Allies & Morrison, Cullinan Studio and Hopkins in scrum for Thameside scheme after residents sink Francis Terry proposals

Twickenham Riverside seen from the north west

Source: Google Maps

Twickenham Riverside seen from the north west

Five practices have been shortlisted in the latest bid to find designs for a new mixed-use development for the Twickenham Riverside site in the London Borough of Richmond.

Allies & Morrison, Baynes and Mitchell Architects, Cullinan Studio, Haworth Tompkins and Hopkins Architects have made it through to the final stage of the current bid to redevelop the Thameside site, after Francis Terry – winner of an earlier process – was removed from the scheme.

Terry was appointed to the project in 2016 in what was his first competition win since splitting from father Quinlan Terry’s practice. But local residents banded together against his Regency-style proposals for the site, between Water Lane and Wharf Lane.

Francis Terry Twickenham

Francis Terry’s proposals had a Regency style design

RIBA Competitions said the five shortlisted practices had been whittled down from 54 firms that made expressions of interest following March’s relaunched drive for an architect.

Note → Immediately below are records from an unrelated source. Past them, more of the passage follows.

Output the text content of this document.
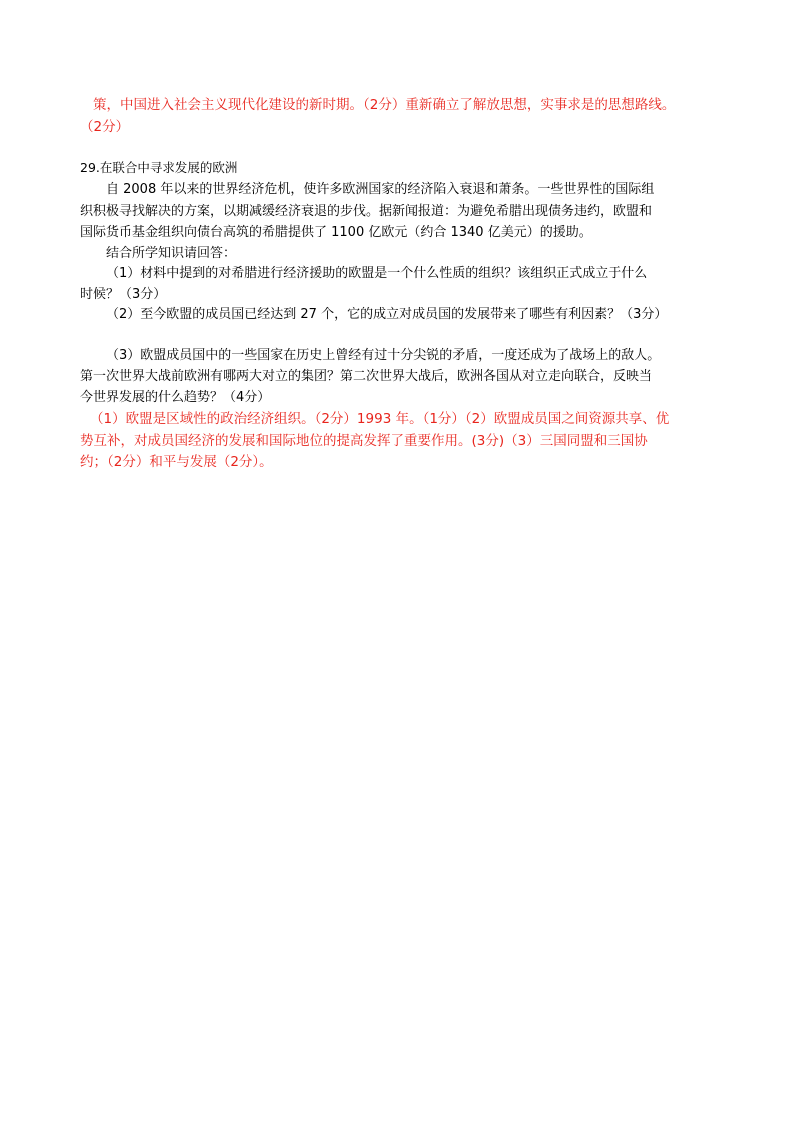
策，中国进入社会主义现代化建设的新时期。（2分）重新确立了解放思想，实事求是的思想路线。
（2分）
29.在联合中寻求发展的欧洲
自 2008 年以来的世界经济危机，使许多欧洲国家的经济陷入衰退和萧条。一些世界性的国际组
织积极寻找解决的方案，以期减缓经济衰退的步伐。据新闻报道：为避免希腊出现债务违约，欧盟和
国际货币基金组织向债台高筑的希腊提供了 1100 亿欧元（约合 1340 亿美元）的援助。
结合所学知识请回答：
（1）材料中提到的对希腊进行经济援助的欧盟是一个什么性质的组织？该组织正式成立于什么
时候？（3分）
（2）至今欧盟的成员国已经达到 27 个，它的成立对成员国的发展带来了哪些有利因素？（3分）
（3）欧盟成员国中的一些国家在历史上曾经有过十分尖锐的矛盾，一度还成为了战场上的敌人。
第一次世界大战前欧洲有哪两大对立的集团？第二次世界大战后，欧洲各国从对立走向联合，反映当
今世界发展的什么趋势？（4分）
（1）欧盟是区域性的政治经济组织。（2分）1993 年。（1分）（2）欧盟成员国之间资源共享、优
势互补，对成员国经济的发展和国际地位的提高发挥了重要作用。(3分)（3）三国同盟和三国协
约；（2分）和平与发展（2分）。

Sarah Williams, the competition’s architectural adviser, said the first stage of the latest process had “received some exemplary submissions” that would be worked up and taken forward to a round of public consultation starting in the autumn.

“This is an exciting opportunity for teams to create something vibrant and beautiful along the River Thames for the benefit of the community,” she said.

“The panel are very much looking forward to receiving proposals from this strong shortlist.”

Richmond council's Twickenham Riverside site

Richmond council’s Twickenham Riverside site

Richmond council leader Gareth Roberts, who is a member of the competition’s design panel, said he was confident the shortlisted practices would offer the public a “good mix of styles and ideas”.

He added: “There is a good opportunity for a firm to leave their mark.”

The brief for the competition describes housing – at least 50% of which should be affordable – as “essential”, and mandates the reprovision of the quantum of existing public space.

The document stipulates that the development should provide a focal point for the district, and that it could contain creative space, and the potential for arts and cultural uses. It gives an indicative construction budget of £25-35m.

When the latest Twickenham Riverside competition was launched, an honorarium of £6,500 was pledged for each of the shortlisted teams.

A winner for the project will be announced in November, according to the competition timeline.